# Justification for upper bound in Taylor polynomial

1. Aug 6, 2017

### woe_to_hice

1. The problem statement, all variables and given/known data
I've been reviewing some Taylor polynomial material, and looking over the results and examples here.
https://math.dartmouth.edu/archive/m8w10/public_html/m8l02.pdf

I'm referring to Example 3 on the page 12 (page numbering at top-left of each page). The question is asking about an upper bound on the error.

2. Relevant equations

3. The attempt at a solution
I was able to get the result in the PDF, but in the discussion of the example, the authors mention that there is a logical issue with using an exact value of e^(0.2) while we're approximating f(x) = e^x . As an alternate bound the authors propose using f(5)(c) < 2 .

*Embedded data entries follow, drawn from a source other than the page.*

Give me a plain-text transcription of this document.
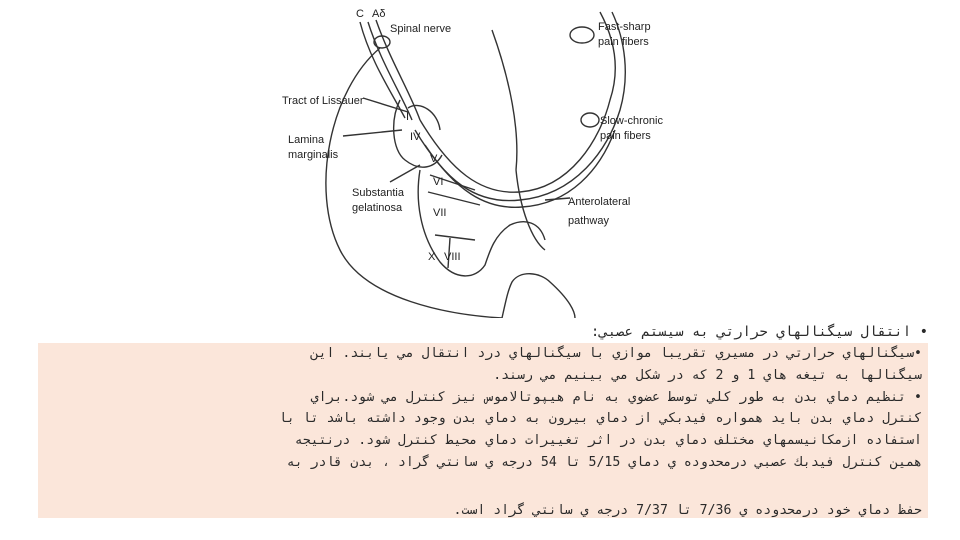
C Aδ
Spinal nerve	Fast-sharp
pain fibers
Tract of Lissauer
Lamina
marginalis
Slow-chronic
pain fibers
Substantia
gelatinosa	Anterolateral
pathway
VII
X VIII
VI
V
IV
I
• انتقال سيگنالهاي حرارتي به سيستم عصبي:

•سيگنالهاي حرارتي در مسيري تقريبا موازي با سيگنالهاي درد انتقال مي يابند. اين

سيگنالها به تيغه هاي 1 و 2 كه در شكل مي بينيم مي رسند.

• تنظيم دماي بدن به طور كلي توسط عضوي به نام هيپوتالاموس نيز كنترل مي شود.براي

كنترل دماي بدن بايد همواره فيدبكي از دماي بيرون به دماي بدن وجود داشته باشد تا با

استفاده ازمكانيسمهاي مختلف دماي بدن در اثر تغييرات دماي محيط كنترل شود. درنتيجه

همين كنترل فيدبك عصبي درمحدوده ي دماي 5/15 تا 54 درجه ي سانتي گراد ، بدن قادر به

حفظ دماي خود درمحدوده ي 7/36 تا 7/37 درجه ي سانتي گراد است.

Can anyone tell me where the justification for this value of 2 comes from? Why is this a proposed value for an upper bound?

Last edited: Aug 6, 2017
2. Aug 6, 2017

### Staff: Mentor

To be honest? I can't see it either. One could take $0.2 < \frac{1}{2}$ and $f^{(5)}(c) \leq e^{0.2} < e^{0.5} < \sqrt{3} < 2$ or something like
$$f^{(5)}(c) = 1 + c + \frac{c^2}{2!}+ \frac{c^3}{3!} + \ldots < 1+\frac{1}{5}+\left( \frac{1}{5}\right)^2+ \left( \frac{1}{5}\right)^3+\ldots < 1+\frac{1}{2}+\left( \frac{1}{2}\right)^2 +\ldots = 2$$ but this is a lot of guesswork. Did they eventually had an upper bound in the previous section, or perhaps the $K$ in Rolle?

Another possibility is to use the fact (if given), that the exponential function is convex. In this case we have
$$f^{(5)}(c) < \frac{e^0+e^1}{2} < \frac{1}{2} + \frac{3}{2} = 2$$

3. Aug 6, 2017

### woe_to_hice

Thanks for replying. I will look at the Rolle's theorem possibility.

4. Aug 6, 2017

### Ray Vickson

For $x > 0$ we have $e^{-x} > 1-x$, so $e^x < 1/(1-x)$, giving $e^{0.2} < 1/(1 - 0.2) = 1.25 < 2$.